A fixed-rate loan features a fixed payment amount for the entire duration of the mortgage. Your property taxes increase, or rarely, decrease, and your insurance rates might vary as well. But generally monthly payments for a fixed-rate mortgage will be very stable.

When you first take out a fixed-rate loan, the majority your payment is applied to interest. This proportion reverses itself as the loan ages.

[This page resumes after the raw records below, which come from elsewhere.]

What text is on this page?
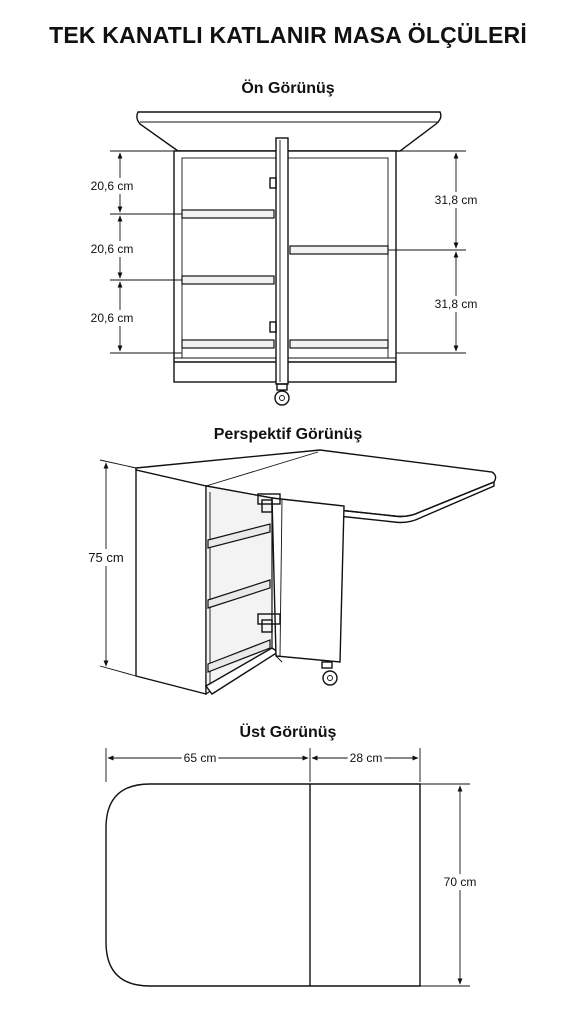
TEK KANATLI KATLANIR MASA ÖLÇÜLERİ
Ön Görünüş
Perspektif Görünüş
Üst Görünüş
20,6 cm
20,6 cm
20,6 cm
31,8 cm
31,8 cm
75 cm
65 cm	28 cm
70 cm
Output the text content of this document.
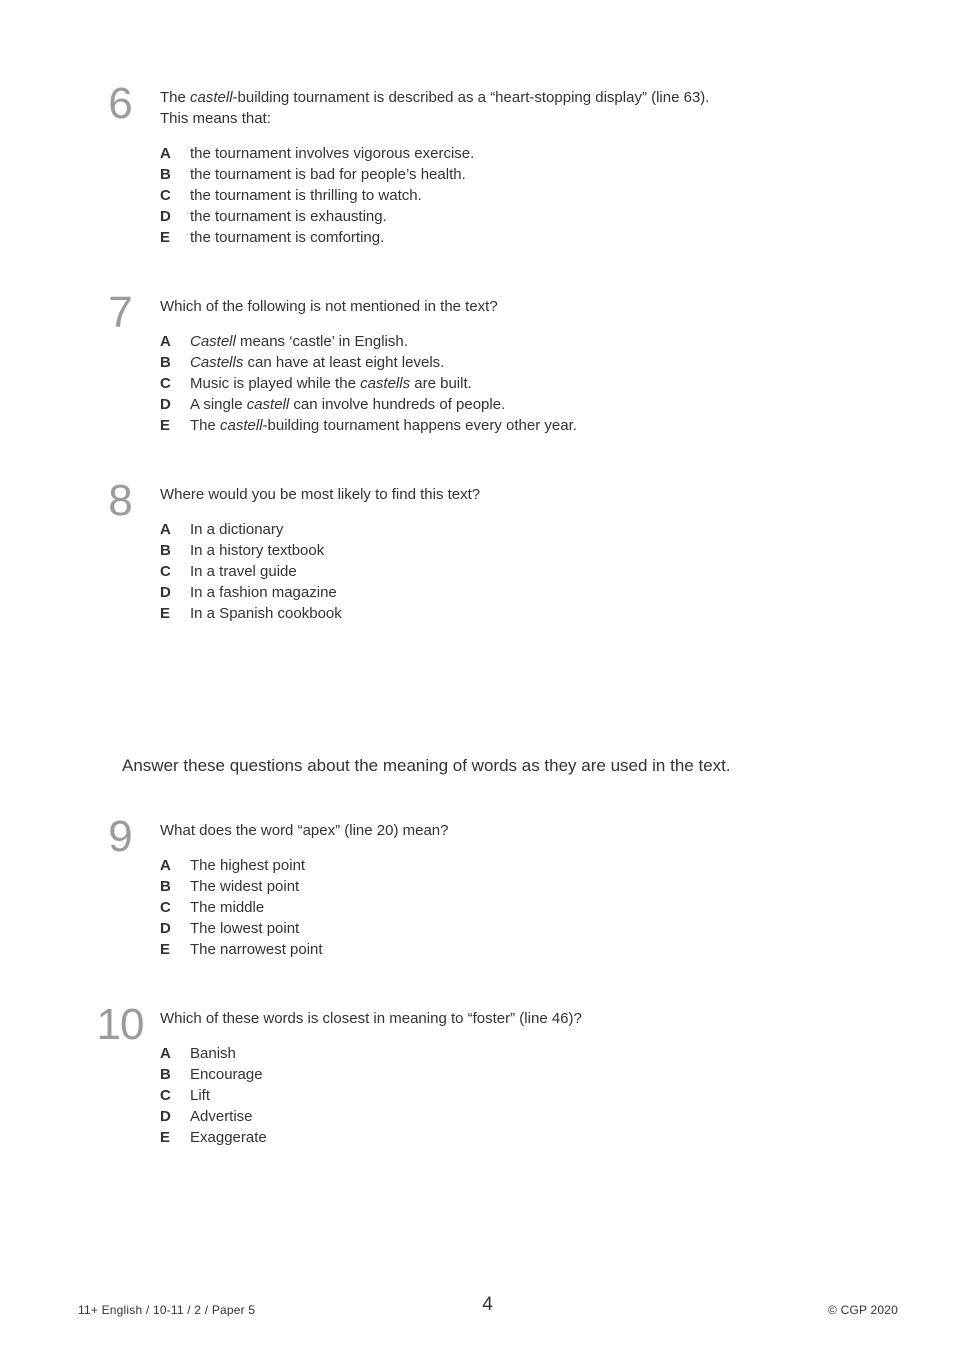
6	The castell-building tournament is described as a “heart-stopping display” (line 63).
This means that:

A	the tournament involves vigorous exercise.
B	the tournament is bad for people’s health.
C	the tournament is thrilling to watch.
D	the tournament is exhausting.
E	the tournament is comforting.
7	Which of the following is not mentioned in the text?

A	Castell means ‘castle’ in English.
B	Castells can have at least eight levels.
C	Music is played while the castells are built.
D	A single castell can involve hundreds of people.
E	The castell-building tournament happens every other year.
8	Where would you be most likely to find this text?

A	In a dictionary
B	In a history textbook
C	In a travel guide
D	In a fashion magazine
E	In a Spanish cookbook

Answer these questions about the meaning of words as they are used in the text.

9	What does the word “apex” (line 20) mean?

A	The highest point
B	The widest point
C	The middle
D	The lowest point
E	The narrowest point
10	Which of these words is closest in meaning to “foster” (line 46)?

A	Banish
B	Encourage
C	Lift
D	Advertise
E	Exaggerate
11+ English / 10-11 / 2 / Paper 5	4	© CGP 2020
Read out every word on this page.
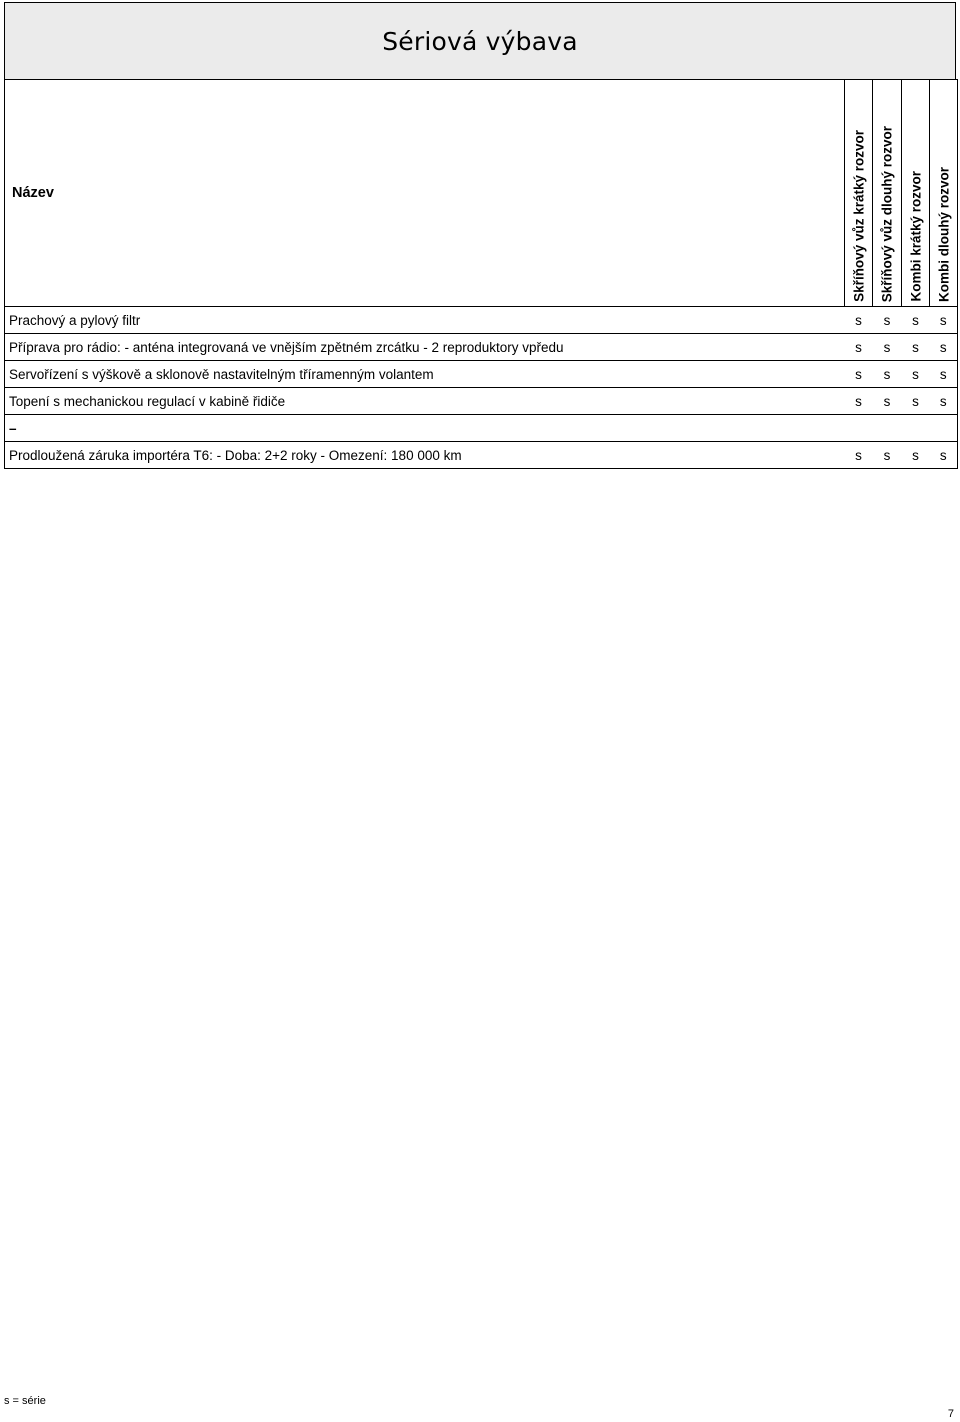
Sériová výbava
Název	Skříňový vůz krátký rozvor	Skříňový vůz dlouhý rozvor	Kombi krátký rozvor	Kombi dlouhý rozvor

Prachový a pylový filtr	s	s	s	s
Příprava pro rádio: - anténa integrovaná ve vnějším zpětném zrcátku - 2 reproduktory vpředu	s	s	s	s
Servořízení s výškově a sklonově nastavitelným tříramenným volantem	s	s	s	s
Topení s mechanickou regulací v kabině řidiče	s	s	s	s
–				
Prodloužená záruka importéra T6: - Doba: 2+2 roky - Omezení: 180 000 km	s	s	s	s
s = série
7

Borrowers can choose a fixed-rate loan in order to lock in a low interest rate. People choose these types of loans when interest rates are low and they wish to lock in at the low rate. If you have an Adjustable Rate Mortgage (ARM) now, refinancing with a fixed-rate loan can offer greater consistency in monthly payments. If you have an Adjustable Rate Mortgage (ARM) now, we'll be glad to assist you in locking a fixed-rate at the best rate currently available. Call Iltis Lending Group at (941) 954-4252 to learn more.

There are many kinds of Adjustable Rate Mortgages. ARMs are normally adjusted twice a year, based on various indexes.

Most ARM programs have a cap that protects borrowers from sudden monthly payment increases. Your ARM may feature a cap on interest rate increases over the course of a year. For example: no more than two percent a year, even though the index the rate is based on increases by more than two percent. Your loan may have a "payment cap" that instead of capping the interest rate directly, caps the amount the monthly payment can go up in one period. Almost all ARMs also cap your rate over the life of the loan.

ARMs usually start at a very low rate that usually increases over time. You may have heard about "3/1 ARMs" or "5/1 ARMs". For these loans, the introductory rate is set for three or five years. After this period it adjusts every year. These kinds of loans are fixed for a number of years (3 or 5), then they adjust. These loans are often best for people who expect to move within three or five years. These types of adjustable rate loans are best for borrowers who will move before the initial lock expires.

Most borrowers who choose ARMs do so when they want to get lower introductory rates and do not plan to remain in the home longer than this introductory low-rate period. ARMs can be risky when property values decrease and borrowers cannot sell their home or refinance.